A Lafayette, Minnesota, woman's cow-llection has earned her a spot in the record books.
Ruth Klossner has thousands of bovine items in her herd that cover nearly every inch of her house, including cookie jars, figurines, wood carvings, wall hangings, toys, games, clothes, books, candles, coffee mugs, pencils, ornaments, floor mats, salt and pepper shakers, and much, much more.
And now she can safely say she has the "largest collection of cow-related items in the world" – in June, her collection of 15,144 cows was verified by Guinness World Records officials, the organization's website says.
The previous record holder – Denise Tubangui of California – had a collection of 2,429 cows.
To celebrate Klossner's new title, her friend's are throwing her a "very dairy celebration" at her Mooseum on Sept. 19, a Facebook event says.
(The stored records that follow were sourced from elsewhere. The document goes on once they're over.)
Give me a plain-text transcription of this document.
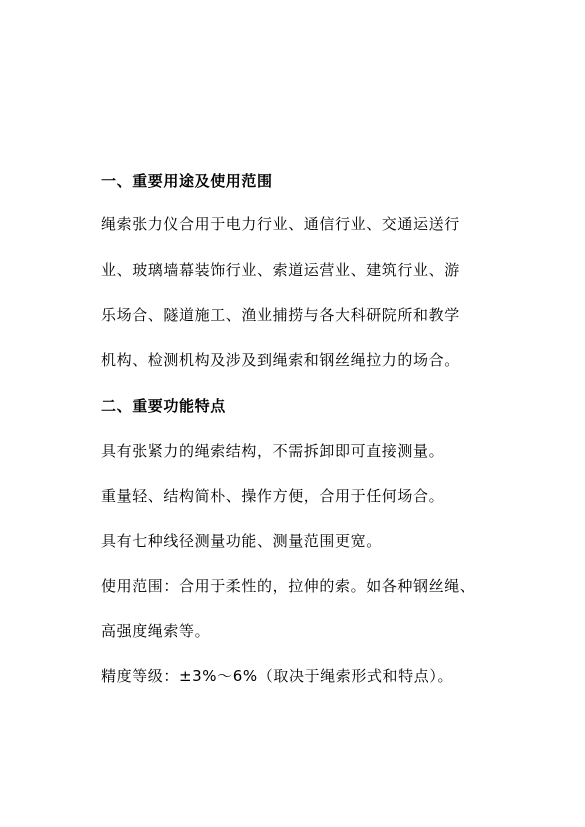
一、重要用途及使用范围
绳索张力仪合用于电力行业、通信行业、交通运送行
业、玻璃墙幕装饰行业、索道运营业、建筑行业、游
乐场合、隧道施工、渔业捕捞与各大科研院所和教学
机构、检测机构及涉及到绳索和钢丝绳拉力的场合。
二、重要功能特点
具有张紧力的绳索结构，不需拆卸即可直接测量。
重量轻、结构简朴、操作方便，合用于任何场合。
具有七种线径测量功能、测量范围更宽。
使用范围：合用于柔性的，拉伸的索。如各种钢丝绳、
高强度绳索等。
精度等级：±3%～6%（取决于绳索形式和特点）。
Visitors are invited to tour the museum, enjoy ice cream, music, horse drawn rides and other activities for kids.
Tours of Klossner's collection are also available by appointment by calling 507-240-0048 or emailing email@example.com, KEYC says.
How it all began
Klossner’s love for the animal, and her collection, have spanned decades. Her love of bovines began when she was a young girl growing up on a dairy farm and participating in 4-H programs – one of her oldest cow-related items in her collection is a 4-H cow trophy she won in 1964 as a Nicollet County Holstein Girl, KARE 11 reported in 2013.
She bought her first collectible at a house auction in October 1973, paying $8 for the cow and calf figurine, the St. Peter Herald reported. But she really got serious about collecting in 1979.
Many of her cow items are gifts; the others were picked up at auctions and souvenir shops. And even after obtaining the Guinness World Record, she's still gathering spotted cows to add to her collection, KSTP reports.
“Some people say I’m the easiest person to buy for because they just buy a cow,” she told the St. Peter Herald. “Some people say I’m the hardest, because they’re afraid I already have it.”
Her passion for all things cattle has graced both local and international headlines, including agriculture publications in Polish and Danish, reports note.